At a Thursday press conference, it was announced that several sports are in their last season at Alaska-Fairbanks and Alaska-Anchorage.
None of those sports is hockey, however.
Skiing is being eliminated at both schools, while UAA is axing indoor track and field. Those sports were targeted for elimination in a waiver request submitted by the university to the NCAA, University of Alaska president Jim Johnsen said Thursday at the Alaska Airlines Center.
The waiver request is a major part of the University of Alaska’s effort to cut $2.7 million from intercollegiate athletics as it attempts to survive the loss of $50 million in state funding for this fiscal year. More cuts are expected for the next fiscal year, too.
According to the Alaska Dispatch News, the university is asking the NCAA to waive its requirement that Division II members field a minimum of 10 sports.
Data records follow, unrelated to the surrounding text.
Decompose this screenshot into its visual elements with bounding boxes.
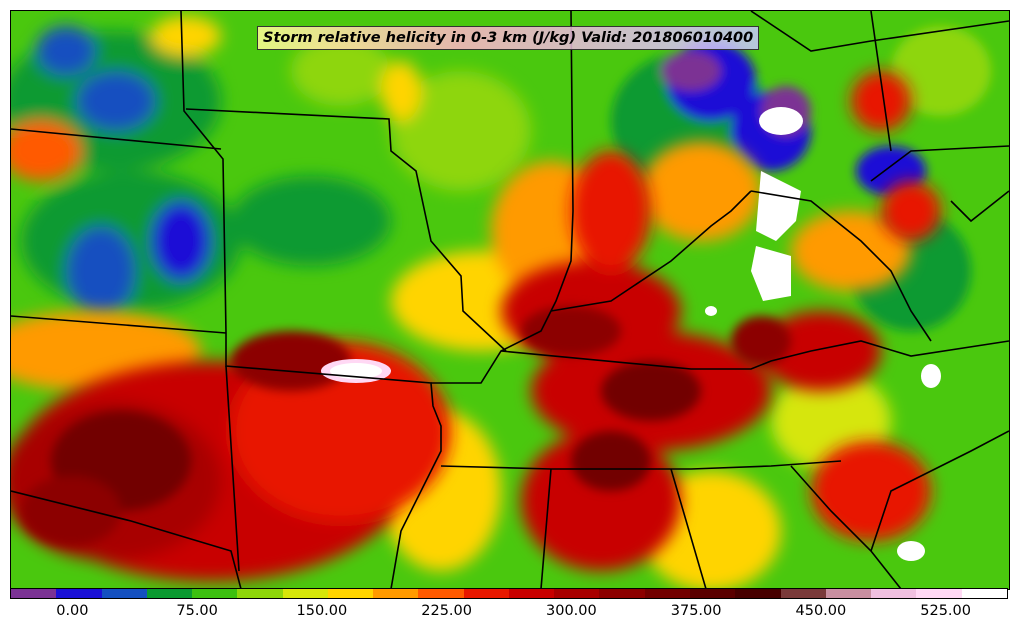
colorbar-segment <box>418 589 464 598</box>
colorbar-segment <box>871 589 917 598</box>
colorbar-segment <box>282 589 328 598</box>
colorbar-segment <box>644 589 690 598</box>
map-title: Storm relative helicity in 0-3 km (J/kg)… <box>257 26 760 50</box>
colorbar-segment <box>825 589 872 598</box>
colorbar-segment <box>237 589 283 598</box>
colorbar-segment <box>689 589 736 598</box>
colorbar-tick-label: 375.00 <box>670 603 722 619</box>
colorbar-segment <box>192 589 238 598</box>
colorbar-segment <box>463 589 509 598</box>
colorbar-segment <box>11 589 57 598</box>
colorbar-segment <box>146 589 193 598</box>
colorbar-segment <box>373 589 419 598</box>
colorbar-tick-label: 150.00 <box>296 603 348 619</box>
field-extreme-helicity <box>321 107 941 561</box>
colorbar-labels: 0.00 75.00 150.00 225.00 300.00 375.00 450.00 5… <box>10 603 1008 623</box>
helicity-map: Storm relative helicity in 0-3 km (J/kg)… <box>10 10 1010 590</box>
colorbar-segment <box>780 589 826 598</box>
colorbar-tick-label: 225.00 <box>421 603 472 619</box>
field-low-helicity-west <box>11 16 531 316</box>
colorbar-tick-label: 0.00 <box>56 603 89 619</box>
colorbar-segment <box>916 589 962 598</box>
colorbar-segment <box>508 589 555 598</box>
colorbar-tick-label: 525.00 <box>920 603 971 619</box>
colorbar-tick-label: 300.00 <box>546 603 597 619</box>
helicity-field-svg <box>11 11 1009 589</box>
state-boundaries <box>11 11 1009 589</box>
colorbar-segment <box>961 589 1007 598</box>
colorbar-tick-label: 75.00 <box>176 603 218 619</box>
colorbar-segment <box>554 589 600 598</box>
colorbar-segment <box>56 589 102 598</box>
field-peak-helicity <box>21 306 791 546</box>
colorbar-segment <box>599 589 645 598</box>
colorbar-segment <box>735 589 781 598</box>
colorbar-segment <box>101 589 147 598</box>
colorbar-segment <box>327 589 374 598</box>
colorbar <box>10 588 1008 599</box>
colorbar-tick-label: 450.00 <box>795 603 847 619</box>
It wants permission to trim UAA’s teams from 13 to nine and UAF’s teams from 10 down to eight. In its request for a waiver, the university cites the state of Alaska’s budget crisis and the resulting loss of funding for the university.
The university’s athletic programs cannot meet the new budgets without eliminating some sports, the request says.
Johnsen said at the press conference that the university had to submit its waiver request in time for the NCAA to review it next month.
In terms of hockey at UAA and UAF, Johnsen said the sport survived mostly because the NCAA requires a school to offer two men’s team sports and two women’s team sports. At both schools, the only men’s team sports are hockey and basketball.
If the NCAA grants the waiver, the Board of Regents would still have to approve the elimination of the skiing and indoor track teams. The next Board of Regents meeting is Nov. 10-11 in Fairbanks.